A financial crisis is a situation where the liquidity evaporates because of the money withdrawn
from financial institutions or because of the assets sold by the shareholders because of fear of
the value of their assets dropping which results in the financial institution to sell their other
investments or to collapse. A financial crisis is associated with the failure of banks,
overvaluation of assets, substantial reduction of asset values, over-indebtedness, and
international capital fight. The financial crisis in developing countries can be a result of
macroeconomic instability and structural weakness of the financial system or policy
inconsistencies. Lack of microeconomic structure of the financial system creates excessive risk
for banks increasing the possibility of a financial crisis. Bank failures can be resulted from a
decline in the performance of loan portfolios, run on deposits caused by loss of confidence in
banks, reduction of real asset values, etc. As banks among developing countries are linked, a
financial crisis in a developing country can affect another developing country. Banks are linked
through derivatives and international contracts which depend upon the performance of each
bank in the chain. Banks in the chain own each other money and if one fails to pay the money
owned, it causes other banks inability to pay the money they own resulting in the entire chain
to fall. Similarly, a country that depends on another country for imports can also be affected
by the financial crises. For example, Nepal highly depends on India for the import of most of
its products, so if a financial crisis starts in India, it will directly impact the Nepalese economy.
It will cause inflation, as the imports will decrease and due to lack of resources, price will rise
for imported goods and as Nepal highly depends upon imported goods, it will create a crisis in
Nepalese market. Also some country’s currency is pegged with other country’s currency. For
example, Nepalese currency is pegged with Indian currency which is why a financial crisis in
India can have high impact on Nepal’s economy.

b. Explain official reserve account of BOP and its major components.

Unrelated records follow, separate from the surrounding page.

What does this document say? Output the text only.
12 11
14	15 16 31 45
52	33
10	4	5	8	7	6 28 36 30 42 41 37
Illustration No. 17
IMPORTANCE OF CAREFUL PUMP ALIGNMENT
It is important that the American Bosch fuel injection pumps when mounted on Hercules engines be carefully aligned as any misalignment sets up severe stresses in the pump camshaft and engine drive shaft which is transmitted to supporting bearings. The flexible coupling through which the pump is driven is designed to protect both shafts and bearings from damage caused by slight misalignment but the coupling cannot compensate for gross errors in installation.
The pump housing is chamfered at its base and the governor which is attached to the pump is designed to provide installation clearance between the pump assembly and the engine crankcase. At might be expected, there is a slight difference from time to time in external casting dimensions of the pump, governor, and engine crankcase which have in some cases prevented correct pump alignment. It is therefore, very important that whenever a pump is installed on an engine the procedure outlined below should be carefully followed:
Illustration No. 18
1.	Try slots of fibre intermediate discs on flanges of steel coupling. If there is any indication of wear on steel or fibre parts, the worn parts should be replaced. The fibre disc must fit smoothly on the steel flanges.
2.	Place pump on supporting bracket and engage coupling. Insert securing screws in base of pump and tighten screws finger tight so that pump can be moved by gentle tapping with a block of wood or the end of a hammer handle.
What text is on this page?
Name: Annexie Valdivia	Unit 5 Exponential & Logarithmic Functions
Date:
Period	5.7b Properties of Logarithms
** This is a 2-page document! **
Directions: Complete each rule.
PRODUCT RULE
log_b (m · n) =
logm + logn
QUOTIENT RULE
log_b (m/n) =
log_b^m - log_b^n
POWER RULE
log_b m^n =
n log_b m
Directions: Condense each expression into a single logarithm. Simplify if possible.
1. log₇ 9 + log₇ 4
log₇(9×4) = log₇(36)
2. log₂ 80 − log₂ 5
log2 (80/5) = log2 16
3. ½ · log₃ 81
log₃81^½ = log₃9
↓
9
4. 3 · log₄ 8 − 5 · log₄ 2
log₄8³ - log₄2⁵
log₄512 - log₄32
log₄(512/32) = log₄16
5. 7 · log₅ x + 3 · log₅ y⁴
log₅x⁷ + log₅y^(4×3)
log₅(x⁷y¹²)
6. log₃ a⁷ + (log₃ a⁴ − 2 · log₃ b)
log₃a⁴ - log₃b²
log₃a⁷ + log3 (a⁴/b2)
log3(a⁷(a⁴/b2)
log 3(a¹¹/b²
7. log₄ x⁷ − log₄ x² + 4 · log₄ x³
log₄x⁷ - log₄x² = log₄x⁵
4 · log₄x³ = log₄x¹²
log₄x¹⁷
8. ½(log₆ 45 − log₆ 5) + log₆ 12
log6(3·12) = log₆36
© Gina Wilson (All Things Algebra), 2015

Official reserve is a subdivision of capital account that accounts for the foreign currency and
securities held by the official monetary authorities of a nation. The reserve is usually held by
the central bank of a country and used to balance the payments year to year. The reserve
increases in case of a trade surplus and decreases in case of trade deficit. The reserve is also
used to intervene in foreign exchange market to influence their exchange rate to more favorable
rate for the government. But the impact of intervention is for short time as market force always
keeps on influencing the exchange rate, so the market equilibrium will soon return after the
intervention. This account covers the purchase and sales of reserve assets by the monetary
authority of a nation. It keeps track of transaction involving gold, foreign exchange reserves,
Bank deposit and special drawing rights (SDR). These reserves are usually comprised of major
currencies used in international trade. It includes gold, foreign exchange, bank deposit and
special drawing rights. Gold comprises gold bullion and unallocated gold accounts. Foreign
exchange and bank deposit comprises banknotes, deposit, bonds, treasury bill, etc. SDR is the
international monetary reserve currency created by IMF to respond the concern about limitation
of gold and dollars as the only means of settling international accounts.